What does a single gate consist of?


A gate consists of two vertical poles 16 feet long and one horizontal pole, which are of different lengths. Around that horizontal part is the closed cocoon which contains the fabric panels which are not to be opened until the morning of Saturday starting at 8:45.


And then? Trumpets?


No. We wait until then because the mayor of New York, Michael Bloomberg, will open the first one at 8:45, followed by the others throughout the park.


You and Christo have lived in New York for 41 years. You first proposed a project for Central Park almost 25 years. What happened?


It was refused by the parks commissioner, Gordon Davis, in 1981 in a fat book of 140 pages. We never applied again. The book is part of the “Gates” documentation. Reasons? They ranged from worrying that we would hurt the park to stating that the park already is a work of art.


When we went to the inauguration of Mr. Bloomberg, Christo and I as we were walking home, said to each other: “We are not going to bother Michael Bloomberg until June.” We didn’t have to. In March, we received a telephone call from [Deputy Mayor for Administration] Patricia Harris asking if she could pay us a visit and bring with her Adrian Benepe [the parks commissioner] and Douglas Blonsky [the Central Park Conservancy’s president]. By January 2003 we had a contract, which, in contrast, was just 43 pages long.


How did the project change?


The first drawing dates to 1979 and the title is “The 1000 Gates.” The poles were skinny and 12 feet tall. The fabric was yoked to a cable and about as elegant as a shower curtain. We evolved, matured.
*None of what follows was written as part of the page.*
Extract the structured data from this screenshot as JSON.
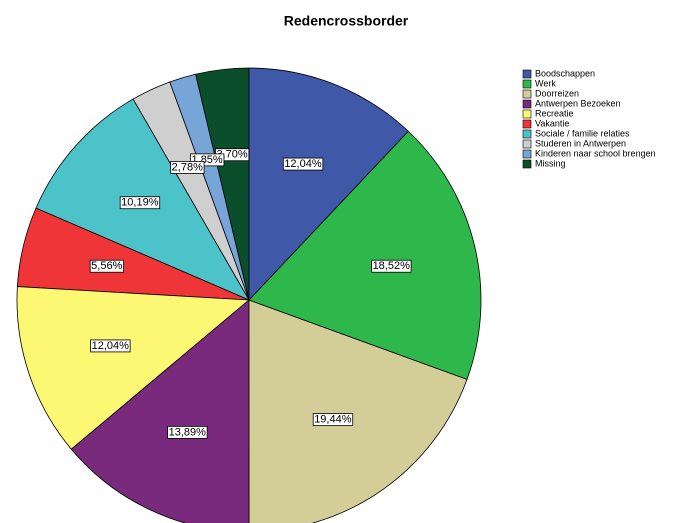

So did the project. The color was saffron then, too, but was more timid.


Why this time of year?


In February, there are no leaves on the branches. We can count on that. And you can see the park, the architecture, and the work of art.
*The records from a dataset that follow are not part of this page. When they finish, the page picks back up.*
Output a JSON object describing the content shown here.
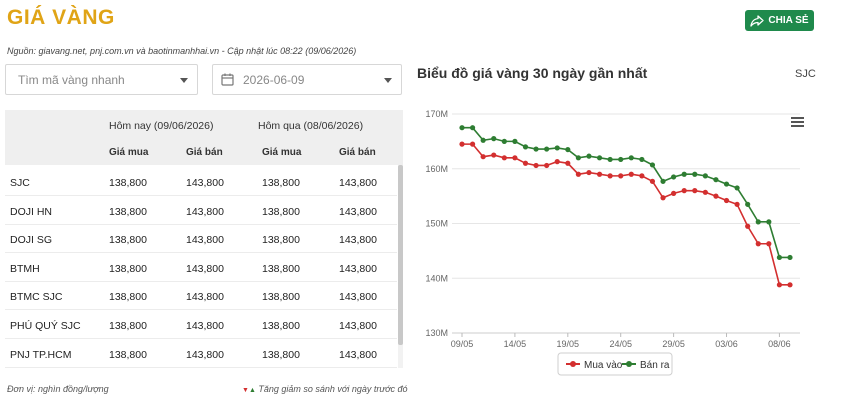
{
  "header": {
    "title": "GIÁ VÀNG",
    "share_label": "CHIA SẺ",
    "source": "Nguồn: giavang.net, pnj.com.vn và baotinmanhhai.vn - Cập nhật lúc 08:22 (09/06/2026)"
  },
  "filters": {
    "search_placeholder": "Tìm mã vàng nhanh",
    "date_value": "2026-06-09"
  },
  "table": {
    "group_today": "Hôm nay (09/06/2026)",
    "group_yesterday": "Hôm qua (08/06/2026)",
    "col_buy": "Giá mua",
    "col_sell": "Giá bán",
    "rows": [
      {
        "name": "SJC",
        "buy_today": "138,800",
        "sell_today": "143,800",
        "buy_yesterday": "138,800",
        "sell_yesterday": "143,800"
      },
      {
        "name": "DOJI HN",
        "buy_today": "138,800",
        "sell_today": "143,800",
        "buy_yesterday": "138,800",
        "sell_yesterday": "143,800"
      },
      {
        "name": "DOJI SG",
        "buy_today": "138,800",
        "sell_today": "143,800",
        "buy_yesterday": "138,800",
        "sell_yesterday": "143,800"
      },
      {
        "name": "BTMH",
        "buy_today": "138,800",
        "sell_today": "143,800",
        "buy_yesterday": "138,800",
        "sell_yesterday": "143,800"
      },
      {
        "name": "BTMC SJC",
        "buy_today": "138,800",
        "sell_today": "143,800",
        "buy_yesterday": "138,800",
        "sell_yesterday": "143,800"
      },
      {
        "name": "PHÚ QUÝ SJC",
        "buy_today": "138,800",
        "sell_today": "143,800",
        "buy_yesterday": "138,800",
        "sell_yesterday": "143,800"
      },
      {
        "name": "PNJ TP.HCM",
        "buy_today": "138,800",
        "sell_today": "143,800",
        "buy_yesterday": "138,800",
        "sell_yesterday": "143,800"
      }
    ]
  },
  "footer": {
    "unit": "Đơn vị: nghìn đồng/lượng",
    "change_note": "Tăng giảm so sánh với ngày trước đó"
  },
  "colors": {
    "gold": "#e0a416",
    "buy": "#d32f2f",
    "sell": "#2e7d32",
    "share_bg": "#1f8a4c"
  },
  "icons": {
    "share": "share-arrow-icon",
    "calendar": "calendar-icon",
    "menu": "hamburger-menu-icon"
  },
  "chart_data": {
    "type": "line",
    "title": "Biểu đồ giá vàng 30 ngày gần nhất",
    "code": "SJC",
    "y_ticks": [
      "130M",
      "140M",
      "150M",
      "160M",
      "170M"
    ],
    "ylim": [
      130,
      170
    ],
    "x_ticks": [
      "09/05",
      "14/05",
      "19/05",
      "24/05",
      "29/05",
      "03/06",
      "08/06"
    ],
    "x_tick_index": [
      0,
      5,
      10,
      15,
      20,
      25,
      30
    ],
    "legend": "bottom",
    "series": [
      {
        "name": "Mua vào",
        "color": "#d32f2f",
        "values": [
          164.5,
          164.5,
          162.2,
          162.5,
          162.0,
          162.0,
          161.0,
          160.6,
          160.6,
          161.3,
          161.0,
          159.0,
          159.3,
          159.0,
          158.7,
          158.7,
          159.0,
          158.7,
          157.7,
          154.7,
          155.5,
          156.0,
          156.0,
          155.7,
          155.0,
          154.2,
          153.5,
          149.5,
          146.3,
          146.3,
          138.8,
          138.8
        ]
      },
      {
        "name": "Bán ra",
        "color": "#2e7d32",
        "values": [
          167.5,
          167.5,
          165.2,
          165.5,
          165.0,
          165.0,
          164.0,
          163.6,
          163.6,
          163.8,
          163.5,
          162.0,
          162.3,
          162.0,
          161.7,
          161.7,
          162.0,
          161.7,
          160.7,
          157.7,
          158.5,
          159.0,
          159.0,
          158.7,
          158.0,
          157.2,
          156.5,
          153.5,
          150.3,
          150.3,
          143.8,
          143.8
        ]
      }
    ]
  }
}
Where does the name come from?


From the two men who made the park, Vaux and Olmsted. They surrounded Central Park with a stone wall so you can’t just enter from the sidewalk. You have to find an entrance. Olmsted called these “Gates.” Steel gates were designed for each opening to lock the park at night. But then Olmsted saw the designs, he hated them and they were never put up.


Now the name seems to suggest entry, passage, movement from one world to another.


Yes, and that is also intended.


Did you also expect the blizzard that buried the city and park just as you were starting work on the bases? Since all your projects are out of doors, I wonder if you carry special insurance against subversive acts by the weather goddess?


No, though we carry high liability insurance. The snowstorm cost us $250,000, but it was built in. By which I don’t mean we ordered it up. We just calculated the possibility.


Any overruns, surprises?


Until two months ago, we hoped it would not go beyond $20 million. Now we say beyond $21 million. For instance, we are the proud owners of 31 forklifts, more than we had planned. And we ended up having to have a flagman in front and one in back of each for lift, meaning 100 more people.


Rain is threatened for the end of the week. How does that affect matters?


We always say: weather permitting. What does that mean? A gentle rain or snow, it doesn’t matter to us, but since what we are creating is a work of joy and beauty, it must be so also for our workers. We won’t ask them to work in horrible weather.